After Democrats’ successful midterm campaigns zeroed in on preexisting conditions coverage, Republicans on Capitol Hill have seized on the other party’s health care debate ahead of 2020, using procedural votes and committee meetings to highlight questions about Medicare for all’s cost and potential impact on private health insurance.
“Patients and families want more choice and control over their doctors, treatments and coverage. They want lower costs and greater access to care. But government run, one-size-fits-all health care is not the answer,” Rep. Greg Walden, R-Ore., the top Republican on the House Energy and Commerce Committee, said in a statement to ABC News. “The Democrat plan is socialism. Under their plan, Americans will have fewer choices, taxes would skyrocket, and access to care would slow to a crawl.”
In February, Walden requested a Medicare-for-All hearing in the Energy and Commerce Committee, in an effort to highlight questions about the cost of the proposal.
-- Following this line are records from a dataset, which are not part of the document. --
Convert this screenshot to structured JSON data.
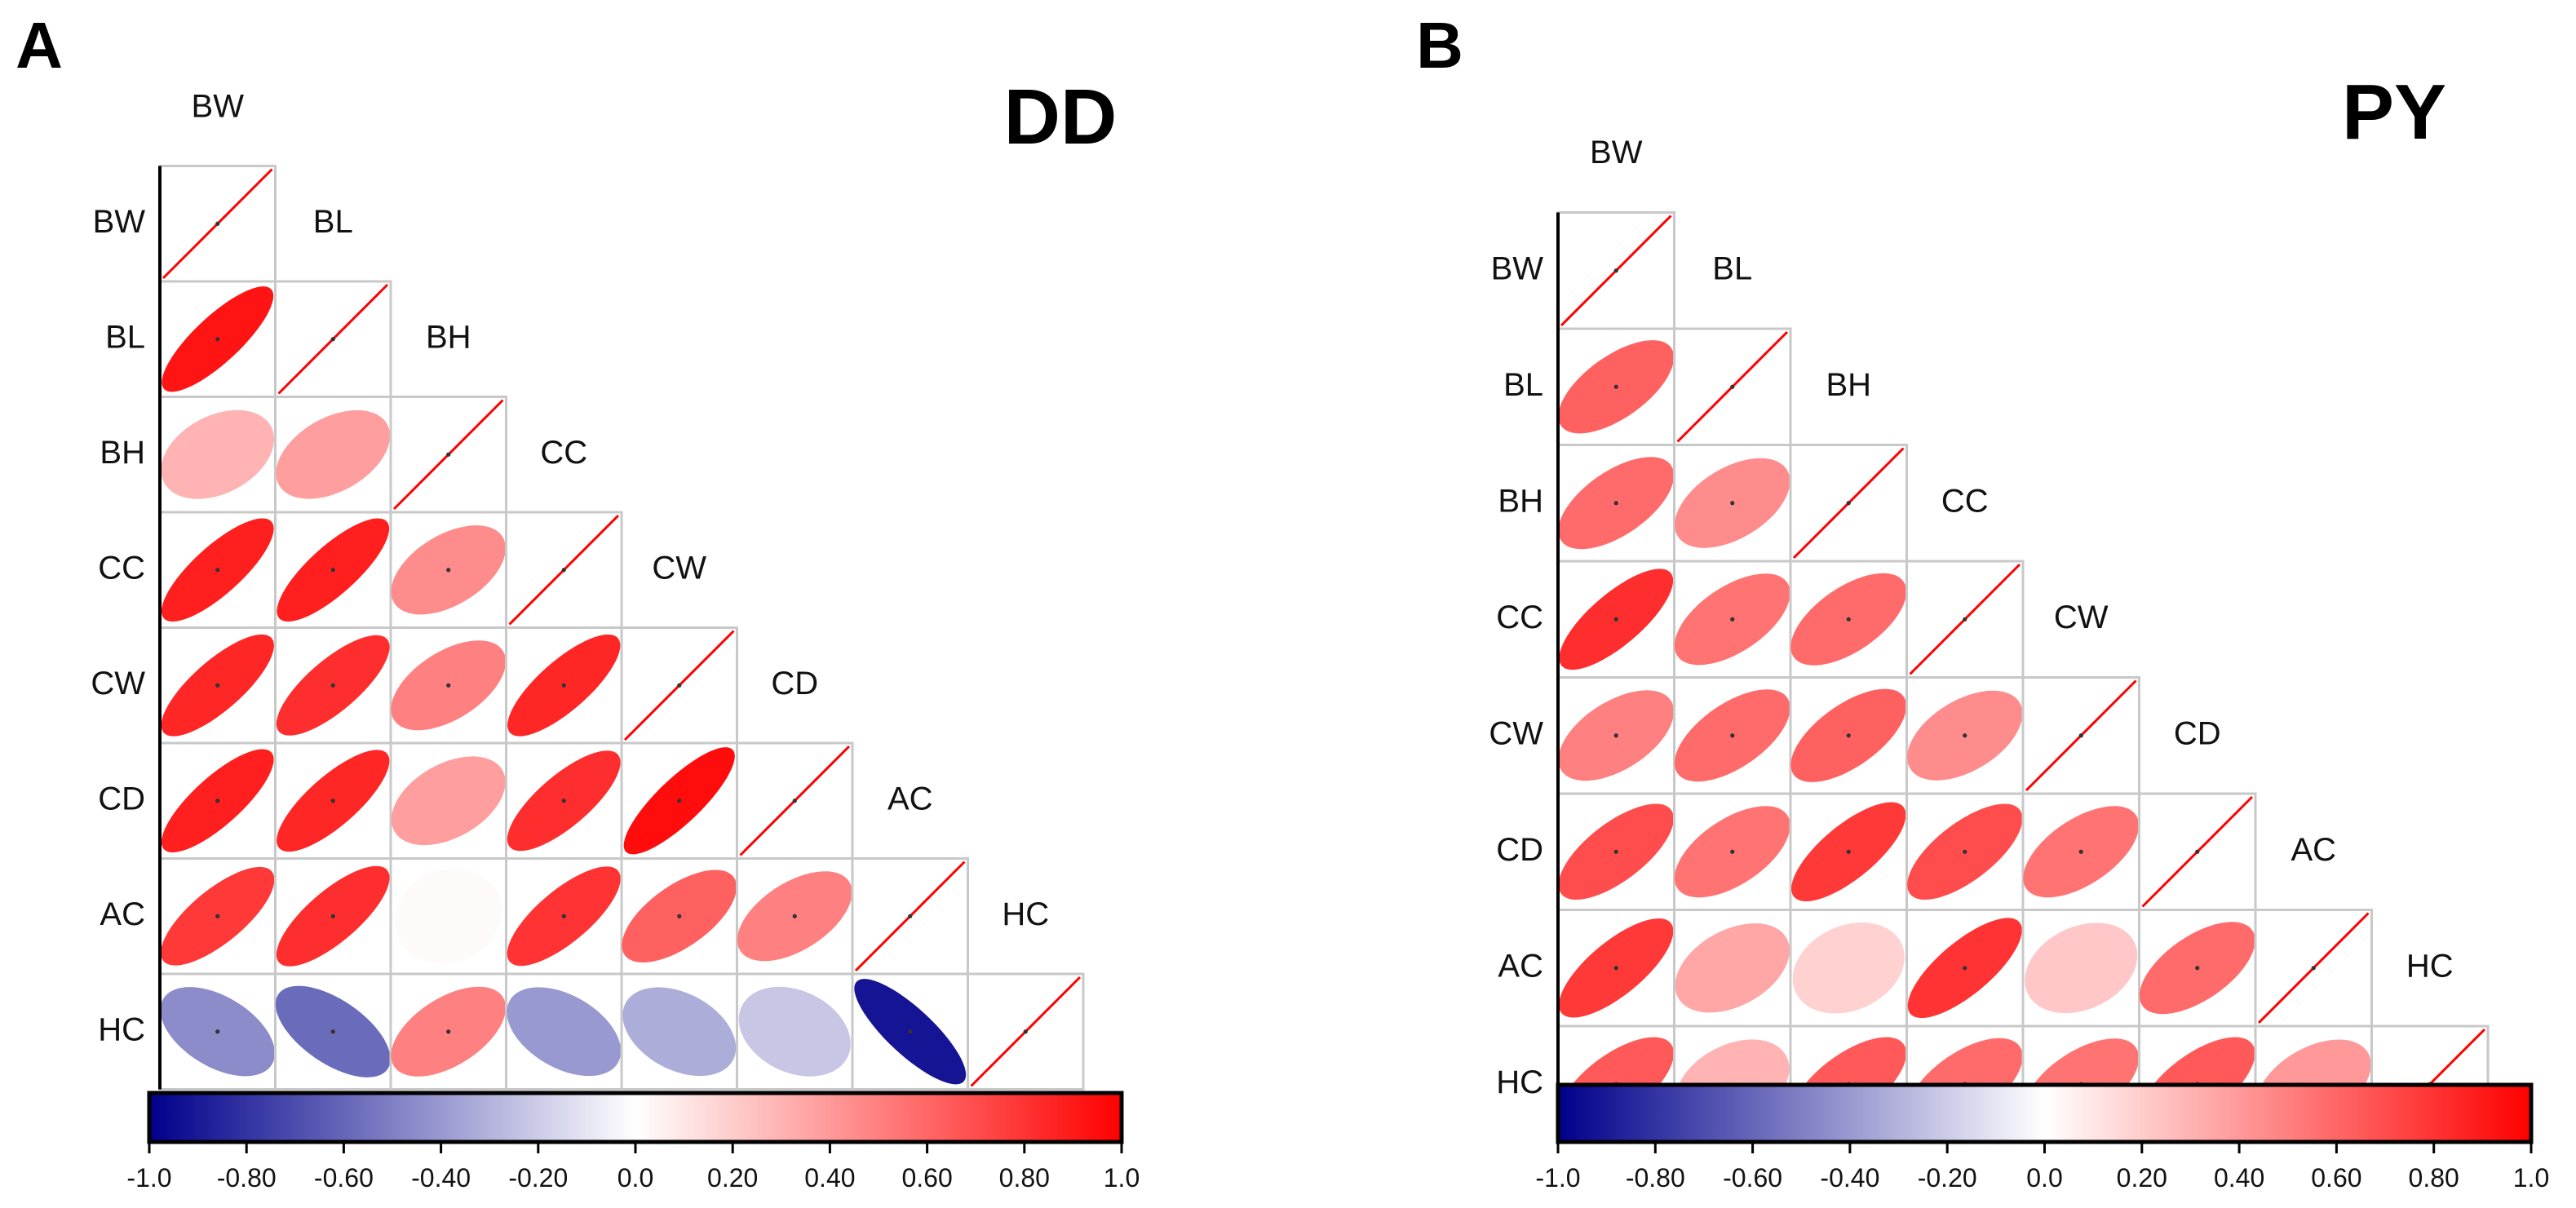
{
  "chart_data": [
    {
      "type": "correlation-ellipse-matrix",
      "panel": "A",
      "group": "DD",
      "variables": [
        "BW",
        "BL",
        "BH",
        "CC",
        "CW",
        "CD",
        "AC",
        "HC"
      ],
      "lower_triangle": [
        [],
        [
          0.92
        ],
        [
          0.3,
          0.38
        ],
        [
          0.88,
          0.88,
          0.45
        ],
        [
          0.85,
          0.82,
          0.5,
          0.85
        ],
        [
          0.88,
          0.85,
          0.38,
          0.82,
          0.95
        ],
        [
          0.78,
          0.82,
          0.02,
          0.8,
          0.62,
          0.5
        ],
        [
          -0.45,
          -0.58,
          0.5,
          -0.4,
          -0.32,
          -0.22,
          -0.92
        ]
      ],
      "diagonal": 1.0,
      "colorbar": {
        "min": -1.0,
        "max": 1.0,
        "low_color": "#00008b",
        "mid_color": "#ffffff",
        "high_color": "#ff0000",
        "tick_labels": [
          "-1.0",
          "-0.80",
          "-0.60",
          "-0.40",
          "-0.20",
          "0.0",
          "0.20",
          "0.40",
          "0.60",
          "0.80",
          "1.0"
        ]
      }
    },
    {
      "type": "correlation-ellipse-matrix",
      "panel": "B",
      "group": "PY",
      "variables": [
        "BW",
        "BL",
        "BH",
        "CC",
        "CW",
        "CD",
        "AC",
        "HC"
      ],
      "lower_triangle": [
        [],
        [
          0.62
        ],
        [
          0.58,
          0.45
        ],
        [
          0.82,
          0.55,
          0.58
        ],
        [
          0.5,
          0.58,
          0.62,
          0.45
        ],
        [
          0.7,
          0.55,
          0.78,
          0.7,
          0.55
        ],
        [
          0.78,
          0.35,
          0.18,
          0.8,
          0.22,
          0.58
        ],
        [
          0.65,
          0.3,
          0.65,
          0.58,
          0.55,
          0.65,
          0.4
        ]
      ],
      "diagonal": 1.0,
      "colorbar": {
        "min": -1.0,
        "max": 1.0,
        "low_color": "#00008b",
        "mid_color": "#ffffff",
        "high_color": "#ff0000",
        "tick_labels": [
          "-1.0",
          "-0.80",
          "-0.60",
          "-0.40",
          "-0.20",
          "0.0",
          "0.20",
          "0.40",
          "0.60",
          "0.80",
          "1.0"
        ]
      }
    }
  ]
}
The Mercatus Center at George Mason University estimated last year that Sanders’ plan would cost more than $32 trillion over 10 years. Sanders has argued that the federal government is already spending significant sums on health care and could redirect some current spending to the new program, in addition to raising taxes on “extreme wealth.”
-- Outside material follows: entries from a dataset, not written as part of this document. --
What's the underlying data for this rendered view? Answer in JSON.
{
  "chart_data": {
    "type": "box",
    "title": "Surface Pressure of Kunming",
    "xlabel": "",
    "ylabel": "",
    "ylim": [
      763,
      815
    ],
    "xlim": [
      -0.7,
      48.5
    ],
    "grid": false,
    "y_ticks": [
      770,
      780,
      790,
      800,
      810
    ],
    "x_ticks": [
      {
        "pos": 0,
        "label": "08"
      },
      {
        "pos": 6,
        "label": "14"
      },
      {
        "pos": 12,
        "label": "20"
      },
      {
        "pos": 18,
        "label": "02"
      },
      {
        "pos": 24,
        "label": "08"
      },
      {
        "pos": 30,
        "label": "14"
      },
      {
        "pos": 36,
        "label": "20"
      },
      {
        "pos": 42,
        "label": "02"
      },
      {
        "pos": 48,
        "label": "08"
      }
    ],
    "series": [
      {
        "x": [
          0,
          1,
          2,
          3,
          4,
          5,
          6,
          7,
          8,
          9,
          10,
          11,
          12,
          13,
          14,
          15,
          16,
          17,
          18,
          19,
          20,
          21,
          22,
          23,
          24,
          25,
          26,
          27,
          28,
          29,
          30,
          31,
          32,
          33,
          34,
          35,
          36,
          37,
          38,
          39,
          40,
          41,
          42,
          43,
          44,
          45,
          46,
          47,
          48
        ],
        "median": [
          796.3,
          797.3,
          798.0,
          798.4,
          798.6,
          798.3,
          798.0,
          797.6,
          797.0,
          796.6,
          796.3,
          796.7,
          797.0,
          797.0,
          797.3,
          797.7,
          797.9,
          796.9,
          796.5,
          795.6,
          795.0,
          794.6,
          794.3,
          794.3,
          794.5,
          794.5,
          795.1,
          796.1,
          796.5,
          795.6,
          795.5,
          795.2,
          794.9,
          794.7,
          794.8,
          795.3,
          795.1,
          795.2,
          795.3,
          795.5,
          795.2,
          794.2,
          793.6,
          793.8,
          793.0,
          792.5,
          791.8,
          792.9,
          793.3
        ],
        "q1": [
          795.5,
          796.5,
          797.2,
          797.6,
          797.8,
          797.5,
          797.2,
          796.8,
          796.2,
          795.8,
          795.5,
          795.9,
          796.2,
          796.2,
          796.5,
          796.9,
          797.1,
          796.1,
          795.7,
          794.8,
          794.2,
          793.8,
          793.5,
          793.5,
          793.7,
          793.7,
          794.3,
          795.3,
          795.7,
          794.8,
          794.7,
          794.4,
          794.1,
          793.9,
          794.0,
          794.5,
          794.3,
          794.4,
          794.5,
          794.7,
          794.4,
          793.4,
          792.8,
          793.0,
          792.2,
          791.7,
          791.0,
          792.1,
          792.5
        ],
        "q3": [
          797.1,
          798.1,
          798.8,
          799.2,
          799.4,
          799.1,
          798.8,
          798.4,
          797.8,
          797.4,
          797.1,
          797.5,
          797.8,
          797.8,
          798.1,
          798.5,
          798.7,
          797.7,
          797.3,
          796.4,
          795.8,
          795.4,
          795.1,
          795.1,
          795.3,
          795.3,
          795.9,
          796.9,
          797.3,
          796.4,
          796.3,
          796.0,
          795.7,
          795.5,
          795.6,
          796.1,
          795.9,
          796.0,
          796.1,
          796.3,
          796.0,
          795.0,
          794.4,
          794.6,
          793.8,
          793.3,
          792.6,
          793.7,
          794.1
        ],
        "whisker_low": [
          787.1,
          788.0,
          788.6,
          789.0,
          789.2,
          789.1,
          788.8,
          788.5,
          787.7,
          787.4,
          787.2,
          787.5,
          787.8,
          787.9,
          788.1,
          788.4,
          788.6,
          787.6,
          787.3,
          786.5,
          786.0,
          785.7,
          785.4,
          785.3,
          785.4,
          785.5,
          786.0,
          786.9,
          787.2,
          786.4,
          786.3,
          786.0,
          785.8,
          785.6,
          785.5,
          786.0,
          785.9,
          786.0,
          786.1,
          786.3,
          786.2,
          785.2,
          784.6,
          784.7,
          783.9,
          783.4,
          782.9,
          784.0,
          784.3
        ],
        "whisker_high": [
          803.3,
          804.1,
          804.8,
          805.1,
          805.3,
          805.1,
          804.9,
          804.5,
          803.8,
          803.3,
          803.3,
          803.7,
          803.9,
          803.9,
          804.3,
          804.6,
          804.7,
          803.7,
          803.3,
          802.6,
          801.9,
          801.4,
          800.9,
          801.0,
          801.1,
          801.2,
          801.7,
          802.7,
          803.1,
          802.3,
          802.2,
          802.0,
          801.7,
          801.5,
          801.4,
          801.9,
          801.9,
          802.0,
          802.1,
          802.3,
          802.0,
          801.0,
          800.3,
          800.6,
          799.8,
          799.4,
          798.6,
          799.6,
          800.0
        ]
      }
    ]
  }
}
Democratic leaders said Tuesday’s hearing will be the first of several in the House on Medicare-for-all legislation. The House Budget Committee will hold a hearing in May on a forthcoming analysis from the nonpartisan Congressional Budget Office of single-payer health care, according to a spokesperson.
The tax-writing Ways and Means Committee, along with the Energy and Commerce Committee, with its jurisdiction over health policy, could also take up the topic later this year.
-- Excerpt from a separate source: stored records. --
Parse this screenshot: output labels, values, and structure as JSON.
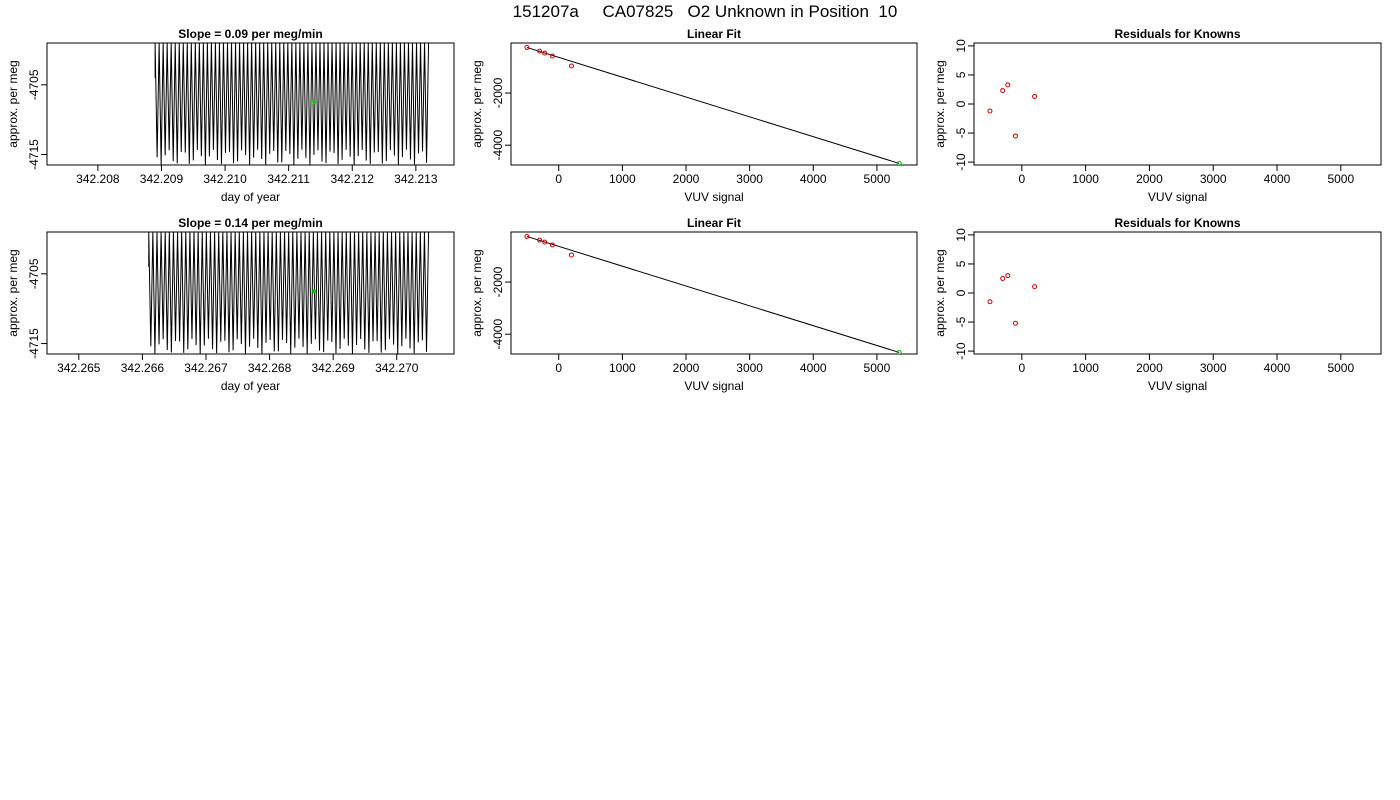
{
  "figure": {
    "title": "151207a     CA07825   O2 Unknown in Position  10"
  },
  "colors": {
    "known_point": "#cc0000",
    "unknown_point": "#00cc00",
    "line": "#000000"
  },
  "chart_data": [
    {
      "type": "line",
      "title": "Slope =  0.09  per meg/min",
      "xlabel": "day of year",
      "ylabel": "approx. per meg",
      "xlim": [
        342.2072,
        342.2136
      ],
      "ylim": [
        -4716.5,
        -4699.0
      ],
      "xticks": [
        "342.208",
        "342.209",
        "342.210",
        "342.211",
        "342.212",
        "342.213"
      ],
      "yticks": [
        "-4715",
        "-4705"
      ],
      "series": [
        {
          "x_start": 342.2089,
          "x_end": 342.2132,
          "n_cycles": 68,
          "y_max": -4699.0,
          "y_min_range": [
            -4714.3,
            -4716.5
          ],
          "entry_y": -4704.0
        }
      ],
      "mean_point": {
        "x": 342.2114,
        "y": -4707.5
      }
    },
    {
      "type": "scatter",
      "title": "Linear Fit",
      "xlabel": "VUV signal",
      "ylabel": "approx. per meg",
      "xlim": [
        -750,
        5630
      ],
      "ylim": [
        -4760,
        -80
      ],
      "xticks": [
        "0",
        "1000",
        "2000",
        "3000",
        "4000",
        "5000"
      ],
      "yticks": [
        "-2000",
        "-4000"
      ],
      "knowns": [
        {
          "x": -500,
          "y": -250
        },
        {
          "x": -300,
          "y": -390
        },
        {
          "x": -220,
          "y": -470
        },
        {
          "x": -100,
          "y": -580
        },
        {
          "x": 200,
          "y": -960
        }
      ],
      "unknown": {
        "x": 5350,
        "y": -4700
      },
      "fit_line": {
        "x": [
          -500,
          5350
        ],
        "y": [
          -250,
          -4700
        ]
      }
    },
    {
      "type": "scatter",
      "title": "Residuals for Knowns",
      "xlabel": "VUV signal",
      "ylabel": "approx. per meg",
      "xlim": [
        -750,
        5630
      ],
      "ylim": [
        -10.5,
        10.5
      ],
      "xticks": [
        "0",
        "1000",
        "2000",
        "3000",
        "4000",
        "5000"
      ],
      "yticks": [
        "-10",
        "-5",
        "0",
        "5",
        "10"
      ],
      "residuals": [
        {
          "x": -500,
          "y": -1.2
        },
        {
          "x": -300,
          "y": 2.3
        },
        {
          "x": -220,
          "y": 3.3
        },
        {
          "x": -100,
          "y": -5.5
        },
        {
          "x": 200,
          "y": 1.3
        }
      ]
    },
    {
      "type": "line",
      "title": "Slope =  0.14  per meg/min",
      "xlabel": "day of year",
      "ylabel": "approx. per meg",
      "xlim": [
        342.2645,
        342.2709
      ],
      "ylim": [
        -4716.5,
        -4699.0
      ],
      "xticks": [
        "342.265",
        "342.266",
        "342.267",
        "342.268",
        "342.269",
        "342.270"
      ],
      "yticks": [
        "-4715",
        "-4705"
      ],
      "series": [
        {
          "x_start": 342.2661,
          "x_end": 342.2705,
          "n_cycles": 68,
          "y_max": -4699.0,
          "y_min_range": [
            -4714.3,
            -4716.5
          ],
          "entry_y": -4704.0
        }
      ],
      "mean_point": {
        "x": 342.2687,
        "y": -4707.5
      }
    },
    {
      "type": "scatter",
      "title": "Linear Fit",
      "xlabel": "VUV signal",
      "ylabel": "approx. per meg",
      "xlim": [
        -750,
        5630
      ],
      "ylim": [
        -4760,
        -80
      ],
      "xticks": [
        "0",
        "1000",
        "2000",
        "3000",
        "4000",
        "5000"
      ],
      "yticks": [
        "-2000",
        "-4000"
      ],
      "knowns": [
        {
          "x": -500,
          "y": -250
        },
        {
          "x": -300,
          "y": -390
        },
        {
          "x": -220,
          "y": -470
        },
        {
          "x": -100,
          "y": -580
        },
        {
          "x": 200,
          "y": -960
        }
      ],
      "unknown": {
        "x": 5350,
        "y": -4700
      },
      "fit_line": {
        "x": [
          -500,
          5350
        ],
        "y": [
          -250,
          -4700
        ]
      }
    },
    {
      "type": "scatter",
      "title": "Residuals for Knowns",
      "xlabel": "VUV signal",
      "ylabel": "approx. per meg",
      "xlim": [
        -750,
        5630
      ],
      "ylim": [
        -10.5,
        10.5
      ],
      "xticks": [
        "0",
        "1000",
        "2000",
        "3000",
        "4000",
        "5000"
      ],
      "yticks": [
        "-10",
        "-5",
        "0",
        "5",
        "10"
      ],
      "residuals": [
        {
          "x": -500,
          "y": -1.5
        },
        {
          "x": -300,
          "y": 2.5
        },
        {
          "x": -220,
          "y": 3.0
        },
        {
          "x": -100,
          "y": -5.2
        },
        {
          "x": 200,
          "y": 1.1
        }
      ]
    }
  ]
}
“The fact that it’s not in the ultimate, top committee that you might have to go to, is just one piece of it,” said Jayapal, who pointed out that she negotiated to hold the first hearing in the Rules Committee. “We want to talk about this and get the ideas out, and have people understand what’s really in the bill.”
“Anything we do to move the debate forward is positive,” Rep. Mark Pocan, D-Wis., a leader of the Congressional Progressive Caucus and co-sponsor of the Medicare-for-All Act of 2019, told ABC News.
The hearing has also energized activists: More than 400 nurses stormed the nation’s capital Monday ahead of the hearings in support of the legislation.
National Nurses United, the largest union of registered nurses with more than 150,000 members nationwide, has been an avid promoter and supporter of the legislation for years. The group also campaigned heavily for Sanders during 2016.
On Monday, the nurses protested in front of the Pharmaceutical Research and Manufacturers of America headquarters and lobbied at House Speaker Nancy Pelosi’s office.
The group has grassroots organizing, canvassing and phone-banking events planned around the country in the coming months and, according to the union, its leaders plan to attend the hearings Tuesday to share stories about “patients suffering because of difficulties of the current health care system.”
“My concern is that more incremental solutions may be advanced and may sound attractive, but if implemented wouldn’t solve the fundamental dysfunctions and injustices of the American health care system,” Dr. Adam Gaffney, the secretary of Physicians for a National Health Program, a 20,000 member single-payer advocacy group, told ABC News.
Gaffney, a critical care doctor and instructor at Harvard Medical School, said he’s worried Democrats could “veer away from policy towards political expediency.”
“This,” he added, “is obviously the beginning of a process, not the end. I’m less concerned with where we start then where we finish up.”